Reading the KEV catalog: what “known exploited” really means
CISA's Known Exploited Vulnerabilities catalog is the highest-signal feed in vuln management — if you understand what inclusion does and doesn't imply.
CISA’s Known Exploited Vulnerabilities (KEV) catalog is the closest thing the industry has to ground truth: a CVE lands on it when there is reliable evidence of active exploitation in the wild. That is a far stronger claim than a high CVSS or even a high EPSS — it is observation, not prediction.
What inclusion implies
- Real-world exploitation has been observed — this is not theoretical.
- For US federal agencies, a remediation due date attaches under BOD 22-01.

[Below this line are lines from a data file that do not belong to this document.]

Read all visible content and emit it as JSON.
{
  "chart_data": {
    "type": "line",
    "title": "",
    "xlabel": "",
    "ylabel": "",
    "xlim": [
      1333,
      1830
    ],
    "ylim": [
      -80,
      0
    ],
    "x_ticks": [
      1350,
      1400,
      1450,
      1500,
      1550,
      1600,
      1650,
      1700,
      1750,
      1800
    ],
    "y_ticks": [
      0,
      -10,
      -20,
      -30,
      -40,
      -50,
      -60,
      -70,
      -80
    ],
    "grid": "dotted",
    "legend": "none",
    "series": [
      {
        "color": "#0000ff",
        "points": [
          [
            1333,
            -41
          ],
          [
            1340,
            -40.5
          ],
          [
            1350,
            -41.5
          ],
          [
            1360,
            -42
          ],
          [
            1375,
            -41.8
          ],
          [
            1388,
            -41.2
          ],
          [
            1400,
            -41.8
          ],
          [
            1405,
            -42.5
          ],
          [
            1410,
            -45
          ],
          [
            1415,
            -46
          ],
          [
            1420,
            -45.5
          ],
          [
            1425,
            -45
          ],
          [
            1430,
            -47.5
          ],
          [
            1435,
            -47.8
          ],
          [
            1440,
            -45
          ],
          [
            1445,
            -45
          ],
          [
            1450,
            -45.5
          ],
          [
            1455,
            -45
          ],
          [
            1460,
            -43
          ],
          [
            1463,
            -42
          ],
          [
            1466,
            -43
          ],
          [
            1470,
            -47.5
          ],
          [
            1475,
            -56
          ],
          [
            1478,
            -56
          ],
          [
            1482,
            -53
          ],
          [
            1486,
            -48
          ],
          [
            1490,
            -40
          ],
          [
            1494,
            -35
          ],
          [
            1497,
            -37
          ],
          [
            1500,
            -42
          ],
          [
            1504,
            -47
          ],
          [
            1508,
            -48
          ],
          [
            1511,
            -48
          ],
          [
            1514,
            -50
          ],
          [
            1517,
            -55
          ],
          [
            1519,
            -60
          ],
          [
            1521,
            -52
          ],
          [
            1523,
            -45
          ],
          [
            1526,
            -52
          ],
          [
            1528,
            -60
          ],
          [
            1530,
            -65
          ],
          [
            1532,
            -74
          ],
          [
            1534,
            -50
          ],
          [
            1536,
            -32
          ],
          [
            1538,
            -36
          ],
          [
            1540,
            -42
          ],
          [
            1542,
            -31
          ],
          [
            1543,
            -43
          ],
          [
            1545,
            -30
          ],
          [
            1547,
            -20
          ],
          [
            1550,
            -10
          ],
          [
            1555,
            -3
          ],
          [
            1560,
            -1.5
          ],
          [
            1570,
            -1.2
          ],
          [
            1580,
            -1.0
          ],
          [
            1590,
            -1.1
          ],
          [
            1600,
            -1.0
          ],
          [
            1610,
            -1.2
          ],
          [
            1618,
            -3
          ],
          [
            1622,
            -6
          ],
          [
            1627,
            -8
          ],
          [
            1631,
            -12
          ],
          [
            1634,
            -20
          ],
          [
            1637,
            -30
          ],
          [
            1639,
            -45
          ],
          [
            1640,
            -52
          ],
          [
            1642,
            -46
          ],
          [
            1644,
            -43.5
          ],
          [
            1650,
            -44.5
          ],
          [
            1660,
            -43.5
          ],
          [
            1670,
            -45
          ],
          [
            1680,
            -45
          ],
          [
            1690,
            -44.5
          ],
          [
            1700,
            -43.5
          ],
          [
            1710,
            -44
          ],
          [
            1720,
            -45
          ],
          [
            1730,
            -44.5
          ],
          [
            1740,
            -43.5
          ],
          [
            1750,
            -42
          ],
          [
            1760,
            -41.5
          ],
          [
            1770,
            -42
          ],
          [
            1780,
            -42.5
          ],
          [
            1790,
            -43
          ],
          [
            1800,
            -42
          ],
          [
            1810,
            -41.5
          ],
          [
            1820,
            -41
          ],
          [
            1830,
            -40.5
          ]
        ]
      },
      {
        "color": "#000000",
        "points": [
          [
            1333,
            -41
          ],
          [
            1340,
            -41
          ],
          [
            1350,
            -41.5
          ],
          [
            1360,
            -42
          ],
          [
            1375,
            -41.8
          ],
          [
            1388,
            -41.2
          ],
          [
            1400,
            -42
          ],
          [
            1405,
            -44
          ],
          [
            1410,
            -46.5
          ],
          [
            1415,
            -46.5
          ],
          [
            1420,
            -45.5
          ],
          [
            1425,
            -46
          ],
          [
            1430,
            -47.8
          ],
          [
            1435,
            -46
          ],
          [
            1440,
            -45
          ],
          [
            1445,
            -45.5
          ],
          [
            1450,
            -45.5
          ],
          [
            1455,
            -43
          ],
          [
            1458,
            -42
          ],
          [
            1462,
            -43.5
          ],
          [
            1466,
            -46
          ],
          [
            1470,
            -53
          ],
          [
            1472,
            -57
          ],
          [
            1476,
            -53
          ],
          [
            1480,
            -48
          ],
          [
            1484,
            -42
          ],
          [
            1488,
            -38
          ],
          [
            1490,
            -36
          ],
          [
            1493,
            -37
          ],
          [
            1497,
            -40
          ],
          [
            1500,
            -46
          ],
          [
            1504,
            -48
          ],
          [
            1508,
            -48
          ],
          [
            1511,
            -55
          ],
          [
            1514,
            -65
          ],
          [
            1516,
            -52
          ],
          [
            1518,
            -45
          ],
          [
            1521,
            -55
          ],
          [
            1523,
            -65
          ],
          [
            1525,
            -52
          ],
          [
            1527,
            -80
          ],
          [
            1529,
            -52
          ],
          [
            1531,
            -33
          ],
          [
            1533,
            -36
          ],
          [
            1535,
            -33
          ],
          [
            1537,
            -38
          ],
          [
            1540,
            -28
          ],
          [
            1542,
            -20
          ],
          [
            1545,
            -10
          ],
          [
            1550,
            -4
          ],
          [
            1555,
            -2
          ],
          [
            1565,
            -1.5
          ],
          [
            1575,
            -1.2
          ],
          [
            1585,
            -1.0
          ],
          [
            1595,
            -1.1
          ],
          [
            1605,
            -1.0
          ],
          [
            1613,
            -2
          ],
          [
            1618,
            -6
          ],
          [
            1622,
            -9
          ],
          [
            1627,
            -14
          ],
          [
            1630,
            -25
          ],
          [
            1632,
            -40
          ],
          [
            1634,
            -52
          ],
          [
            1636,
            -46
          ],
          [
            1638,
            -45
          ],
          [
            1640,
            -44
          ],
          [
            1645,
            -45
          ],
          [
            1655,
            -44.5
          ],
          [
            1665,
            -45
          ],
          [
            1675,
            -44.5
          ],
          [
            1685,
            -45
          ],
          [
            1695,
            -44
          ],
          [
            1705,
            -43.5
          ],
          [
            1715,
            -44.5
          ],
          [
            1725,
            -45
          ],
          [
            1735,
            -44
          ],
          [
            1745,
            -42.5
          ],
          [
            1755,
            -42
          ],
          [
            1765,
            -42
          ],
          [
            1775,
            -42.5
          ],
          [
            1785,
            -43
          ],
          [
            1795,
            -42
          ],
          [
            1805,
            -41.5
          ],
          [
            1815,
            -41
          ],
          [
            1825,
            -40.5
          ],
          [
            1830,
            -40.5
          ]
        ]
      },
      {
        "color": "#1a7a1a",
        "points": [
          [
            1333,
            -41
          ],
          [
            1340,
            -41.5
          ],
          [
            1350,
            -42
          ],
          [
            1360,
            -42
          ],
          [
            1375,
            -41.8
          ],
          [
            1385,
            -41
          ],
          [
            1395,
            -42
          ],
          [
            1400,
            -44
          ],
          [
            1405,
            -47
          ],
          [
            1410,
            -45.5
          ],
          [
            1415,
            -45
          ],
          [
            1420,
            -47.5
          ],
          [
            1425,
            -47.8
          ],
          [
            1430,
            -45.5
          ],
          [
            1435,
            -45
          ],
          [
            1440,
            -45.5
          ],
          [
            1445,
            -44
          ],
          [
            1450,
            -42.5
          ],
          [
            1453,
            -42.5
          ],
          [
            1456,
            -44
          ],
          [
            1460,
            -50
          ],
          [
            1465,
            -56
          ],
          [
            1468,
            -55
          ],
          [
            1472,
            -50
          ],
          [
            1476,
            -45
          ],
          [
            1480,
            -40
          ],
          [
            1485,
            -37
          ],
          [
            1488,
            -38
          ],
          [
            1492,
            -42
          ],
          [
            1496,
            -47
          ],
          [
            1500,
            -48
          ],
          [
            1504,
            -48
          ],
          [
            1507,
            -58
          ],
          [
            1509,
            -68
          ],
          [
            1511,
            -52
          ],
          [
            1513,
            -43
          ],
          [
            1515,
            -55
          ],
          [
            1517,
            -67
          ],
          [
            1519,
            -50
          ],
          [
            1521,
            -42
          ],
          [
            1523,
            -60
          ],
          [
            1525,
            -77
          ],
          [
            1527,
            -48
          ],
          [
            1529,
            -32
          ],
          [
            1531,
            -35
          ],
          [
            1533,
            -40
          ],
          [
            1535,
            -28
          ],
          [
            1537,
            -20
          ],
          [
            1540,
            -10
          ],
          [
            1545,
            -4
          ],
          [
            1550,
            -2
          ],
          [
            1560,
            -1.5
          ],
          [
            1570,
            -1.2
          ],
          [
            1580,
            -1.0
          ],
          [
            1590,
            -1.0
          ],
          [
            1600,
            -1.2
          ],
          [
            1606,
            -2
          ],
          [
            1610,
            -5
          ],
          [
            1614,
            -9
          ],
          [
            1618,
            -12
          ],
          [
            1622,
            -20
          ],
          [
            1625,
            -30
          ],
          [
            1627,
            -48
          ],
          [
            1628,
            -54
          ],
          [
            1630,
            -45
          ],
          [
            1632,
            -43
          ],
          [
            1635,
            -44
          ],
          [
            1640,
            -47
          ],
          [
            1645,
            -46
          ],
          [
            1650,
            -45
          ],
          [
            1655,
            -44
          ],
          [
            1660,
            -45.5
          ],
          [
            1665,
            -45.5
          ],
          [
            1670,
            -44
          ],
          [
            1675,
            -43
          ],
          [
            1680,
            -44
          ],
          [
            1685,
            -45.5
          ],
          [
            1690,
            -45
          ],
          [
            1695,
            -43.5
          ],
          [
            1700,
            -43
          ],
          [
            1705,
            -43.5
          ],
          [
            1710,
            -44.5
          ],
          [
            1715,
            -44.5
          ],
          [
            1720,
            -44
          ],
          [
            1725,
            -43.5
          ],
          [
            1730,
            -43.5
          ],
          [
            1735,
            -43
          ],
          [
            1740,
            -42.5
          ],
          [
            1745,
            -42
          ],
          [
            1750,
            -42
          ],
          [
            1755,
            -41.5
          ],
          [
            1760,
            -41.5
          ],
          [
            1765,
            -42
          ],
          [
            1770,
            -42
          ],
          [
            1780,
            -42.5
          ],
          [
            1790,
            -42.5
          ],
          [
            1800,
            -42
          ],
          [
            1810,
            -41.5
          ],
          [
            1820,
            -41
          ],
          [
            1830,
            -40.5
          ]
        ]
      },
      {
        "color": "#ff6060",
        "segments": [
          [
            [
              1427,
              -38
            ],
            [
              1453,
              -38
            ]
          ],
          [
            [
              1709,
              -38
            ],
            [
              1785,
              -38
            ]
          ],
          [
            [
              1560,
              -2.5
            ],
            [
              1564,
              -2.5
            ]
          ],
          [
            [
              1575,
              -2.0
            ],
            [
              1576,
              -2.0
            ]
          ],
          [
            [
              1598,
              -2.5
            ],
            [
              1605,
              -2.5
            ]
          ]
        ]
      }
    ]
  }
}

- A subset are flagged as used in known ransomware campaigns.
What it does not imply
Absence from KEV is not safety. The catalog lags the leading edge of exploitation, and it only covers what CISA can confirm. This is precisely why EPSS is a useful complement: it surfaces probable-but-not-yet-confirmed activity before the KEV entry appears. Treat KEV as the floor of your priority list, not the ceiling.
How PublicCVE surfaces it
KEV-listed CVEs carry a badge everywhere they appear, the Recently exploited view tracks the newest additions, and the Ransomware-linked view narrows to the campaigns that matter most. Each is available as a JSON, RSS, or CSV feed so you can wire it straight into your own tooling.